Cuando cruzó el umbral, Vicky le recibió con una sonrisa inocente de quién no sabe a qué se dedica su esposo; ella pensaba que Sam era contable y así debía de ser. Estaba encantadora con su delantal verde y esa mirada de niña pequeña. Sam se puso la bata y las zapatillas y se sentó a la mesa junto a la estufa de gas; cuando tuviera ahorrado bastante dinero podrían tener una casa mejor; con un gran salón y una acogedora chimenea frente a la que sentarse a descansar del “trabajo” diario. La cena le vino estupendamente; aquella sopa caliente y el filete de ternera estaban de lujo. Y cuando Vicky trajo el postre y se sentó junto a él con aquel café, Sam la miró sonriendo socarronamente al verla poner sacarina en su taza.


-Uy, ¿ya estás a dieta otra vez? –le dijo a su esposa saboreando la tarta que había en su plato.
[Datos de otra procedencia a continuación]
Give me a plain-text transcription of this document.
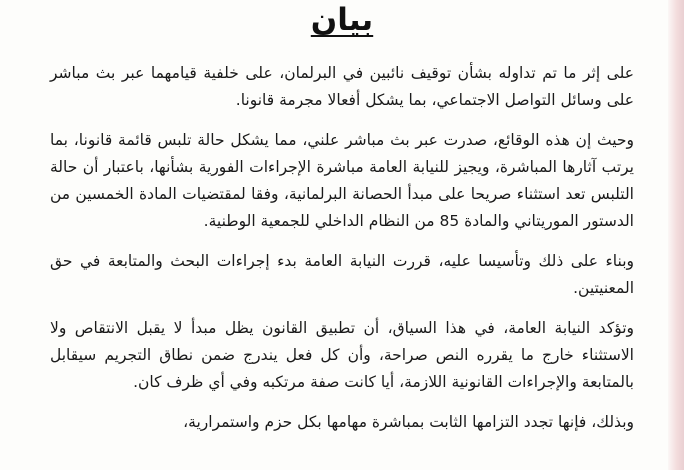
بيان

على إثر ما تم تداوله بشأن توقيف نائبين في البرلمان، على خلفية قيامهما عبر بث مباشر على وسائل التواصل الاجتماعي، بما يشكل أفعالا مجرمة قانونا.

وحيث إن هذه الوقائع، صدرت عبر بث مباشر علني، مما يشكل حالة تلبس قائمة قانونا، بما يرتب آثارها المباشرة، ويجيز للنيابة العامة مباشرة الإجراءات الفورية بشأنها، باعتبار أن حالة التلبس تعد استثناء صريحا على مبدأ الحصانة البرلمانية، وفقا لمقتضيات المادة الخمسين من الدستور الموريتاني والمادة 85 من النظام الداخلي للجمعية الوطنية.

وبناء على ذلك وتأسيسا عليه، قررت النيابة العامة بدء إجراءات البحث والمتابعة في حق المعنيتين.

وتؤكد النيابة العامة، في هذا السياق، أن تطبيق القانون يظل مبدأ لا يقبل الانتقاص ولا الاستثناء خارج ما يقرره النص صراحة، وأن كل فعل يندرج ضمن نطاق التجريم سيقابل بالمتابعة والإجراءات القانونية اللازمة، أيا كانت صفة مرتكبه وفي أي ظرف كان.

وبذلك، فإنها تجدد التزامها الثابت بمباشرة مهامها بكل حزم واستمرارية،
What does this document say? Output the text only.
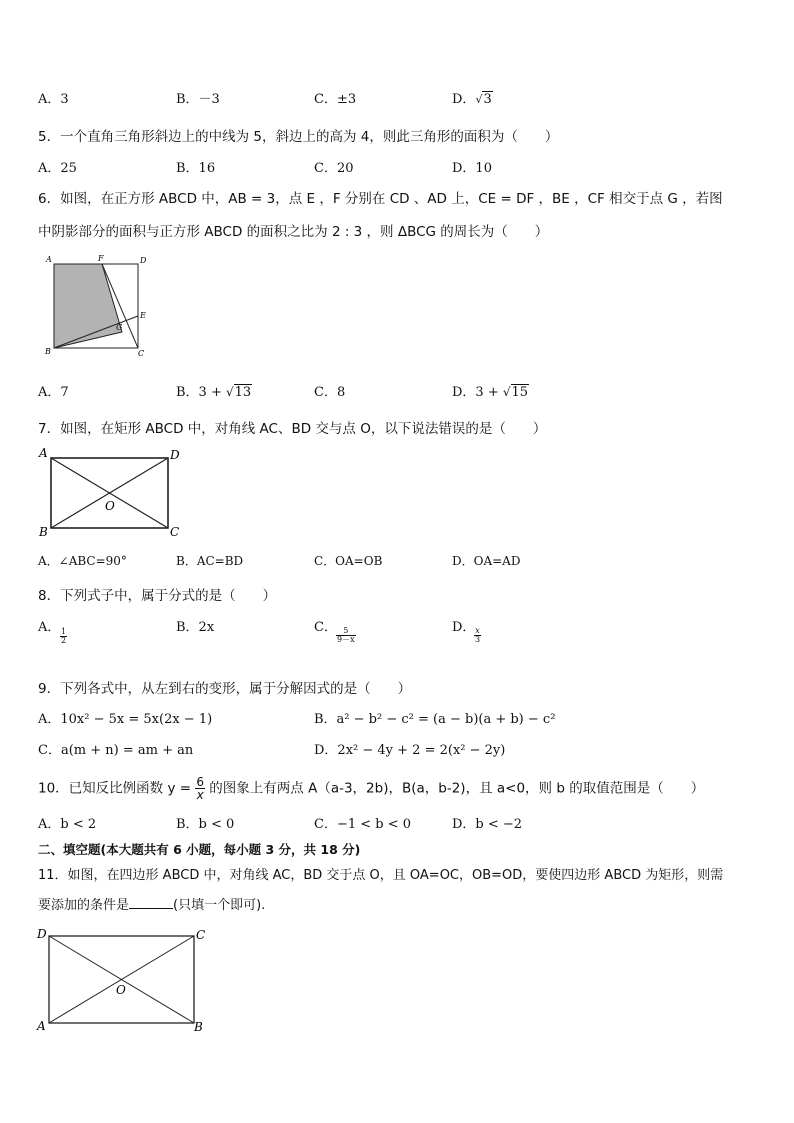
A．3	B．－3	C．±3	D．√3
5．一个直角三角形斜边上的中线为 5，斜边上的高为 4，则此三角形的面积为（　　）
A．25	B．16	C．20	D．10
6．如图，在正方形 ABCD 中，AB = 3，点 E ，F 分别在 CD 、AD 上，CE = DF ，BE ，CF 相交于点 G ，若图
中阴影部分的面积与正方形 ABCD 的面积之比为 2 : 3 ，则 ΔBCG 的周长为（　　）
A	F	D
E
G
B	C
A．7	B．3 + √13	C．8	D．3 + √15
7．如图，在矩形 ABCD 中，对角线 AC、BD 交与点 O，以下说法错误的是（　　）
A	D
O
B	C
A．∠ABC=90°	B．AC=BD	C．OA=OB	D．OA=AD
8．下列式子中，属于分式的是（　　）
A．
$\frac{1}{2}$
B．2x	C． $\frac{5}{9-x}$	D．
$\frac{x}{3}$
9．下列各式中，从左到右的变形，属于分解因式的是（　　）
A．10x² − 5x = 5x(2x − 1)	B．a² − b² − c² = (a − b)(a + b) − c²
C．a(m + n) = am + an	D．2x² − 4y + 2 = 2(x² − 2y)
10．已知反比例函数 $y = \frac{6}{x}$ 的图象上有两点 A（a-3，2b)，B(a，b-2)，且 a<0，则 b 的取值范围是（　　）
A．b < 2	B．b < 0	C．−1 < b < 0	D．b < −2
二、填空题(本大题共有 6 小题，每小题 3 分，共 18 分)
11．如图，在四边形 ABCD 中，对角线 AC，BD 交于点 O，且 OA=OC，OB=OD，要使四边形 ABCD 为矩形，则需
要添加的条件是	(只填一个即可).
D	C
O
A	B
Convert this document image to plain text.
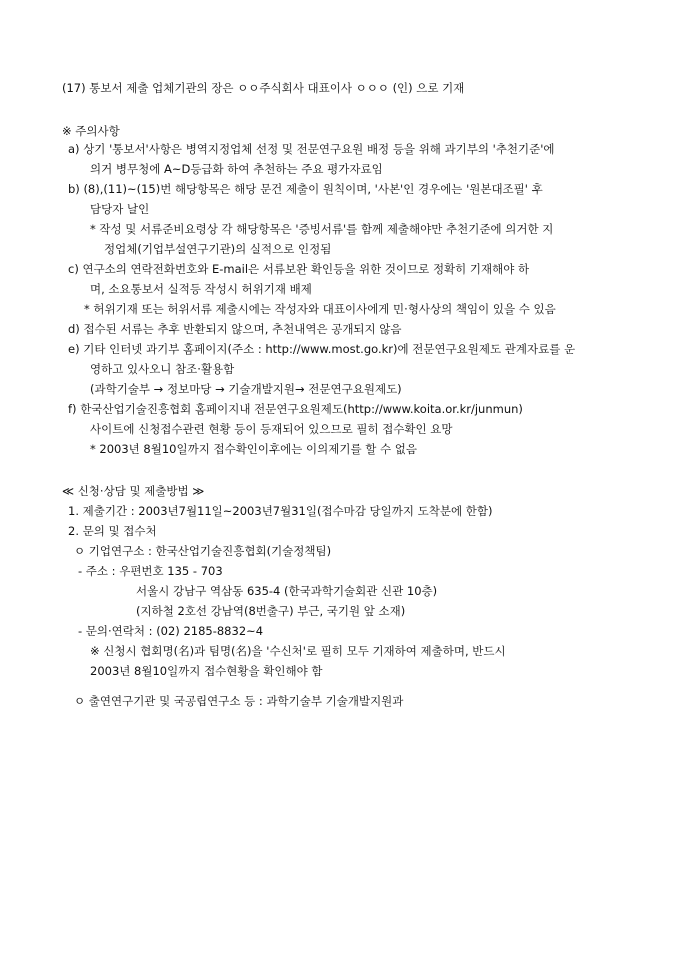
(17) 통보서 제출 업체기관의 장은 ㅇㅇ주식회사 대표이사 ㅇㅇㅇ (인) 으로 기재
※ 주의사항
a) 상기 '통보서'사항은 병역지정업체 선정 및 전문연구요원 배정 등을 위해 과기부의 '추천기준'에
의거 병무청에 A~D등급화 하여 추천하는 주요 평가자료임
b) (8),(11)~(15)번 해당항목은 해당 문건 제출이 원칙이며, '사본'인 경우에는 '원본대조필' 후
담당자 날인
* 작성 및 서류준비요령상 각 해당항목은 '증빙서류'를 함께 제출해야만 추천기준에 의거한 지
정업체(기업부설연구기관)의 실적으로 인정됨
c) 연구소의 연락전화번호와 E-mail은 서류보완 확인등을 위한 것이므로 정확히 기재해야 하
며, 소요통보서 실적등 작성시 허위기재 배제
* 허위기재 또는 허위서류 제출시에는 작성자와 대표이사에게 민·형사상의 책임이 있을 수 있음
d) 접수된 서류는 추후 반환되지 않으며, 추천내역은 공개되지 않음
e) 기타 인터넷 과기부 홈페이지(주소 : http://www.most.go.kr)에 전문연구요원제도 관계자료를 운
영하고 있사오니 참조·활용함
(과학기술부 → 정보마당 → 기술개발지원→ 전문연구요원제도)
f) 한국산업기술진흥협회 홈페이지내 전문연구요원제도(http://www.koita.or.kr/junmun)
사이트에 신청접수관련 현황 등이 등재되어 있으므로 필히 접수확인 요망
* 2003년 8월10일까지 접수확인이후에는 이의제기를 할 수 없음
≪ 신청·상담 및 제출방법 ≫
1. 제출기간 : 2003년7월11일~2003년7월31일(접수마감 당일까지 도착분에 한함)
2. 문의 및 접수처
ㅇ 기업연구소 : 한국산업기술진흥협회(기술정책팀)
- 주소 : 우편번호 135 - 703
서울시 강남구 역삼동 635-4 (한국과학기술회관 신관 10층)
(지하철 2호선 강남역(8번출구) 부근, 국기원 앞 소재)
- 문의·연락처 : (02) 2185-8832~4
※ 신청시 협회명(名)과 팀명(名)을 '수신처'로 필히 모두 기재하여 제출하며, 반드시
2003년 8월10일까지 접수현황을 확인해야 함
ㅇ 출연연구기관 및 국공립연구소 등 : 과학기술부 기술개발지원과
-Ay, cariño... si. –rió Vicky enrojeciendo. Estaba encantadora- Quiero perder tres kilos antes de Nochebuena. El vestido de Año Nuevo no me va a entrar si no paro de comer.

-Venga, mujer. Si estás estupenda.

-No. No lo estoy. Y menos aún si el día de Navidad tu madre nos ceba como todos los años. O me controlo ahora, o pareceré una vaca.

-Bueno, tú sabrás, nena. Es verdad que mi madre cocina muy bien, aunque... –susurró Sam guiñándole un ojo- ... he de confesarte que ni por asomo le salen los dulces como te salen a ti.

-¿Los dulces...?, ¡ah, lo dices por la tarta! –rió Vicky saliendo de su asombro-, ¿te gusta?, me alegro, es de mazapán, pero no la he hecho yo. La he comprado. O más bien me la han regalado. Habían hecho una hornada de tres docenas y me dieron esa; no querían, pero insistí tanto que al final me salí con la mía. No les gustaba cómo habían quedado, habían cogido un color muy extraño y pensaron que a la clientela no le gustaría. Así que antes de que las tiraran todas a la basura, me aseguré de llevarme una. Fue este mediodía, cerca del barrio dónde trabajas, pasé por un horno y logré que ese anciano tan encantador me la diera. Qué hombre tan amable, parece Santa Claus. Pero cariño... come más despacio, por favor. Te estás poniendo pálido.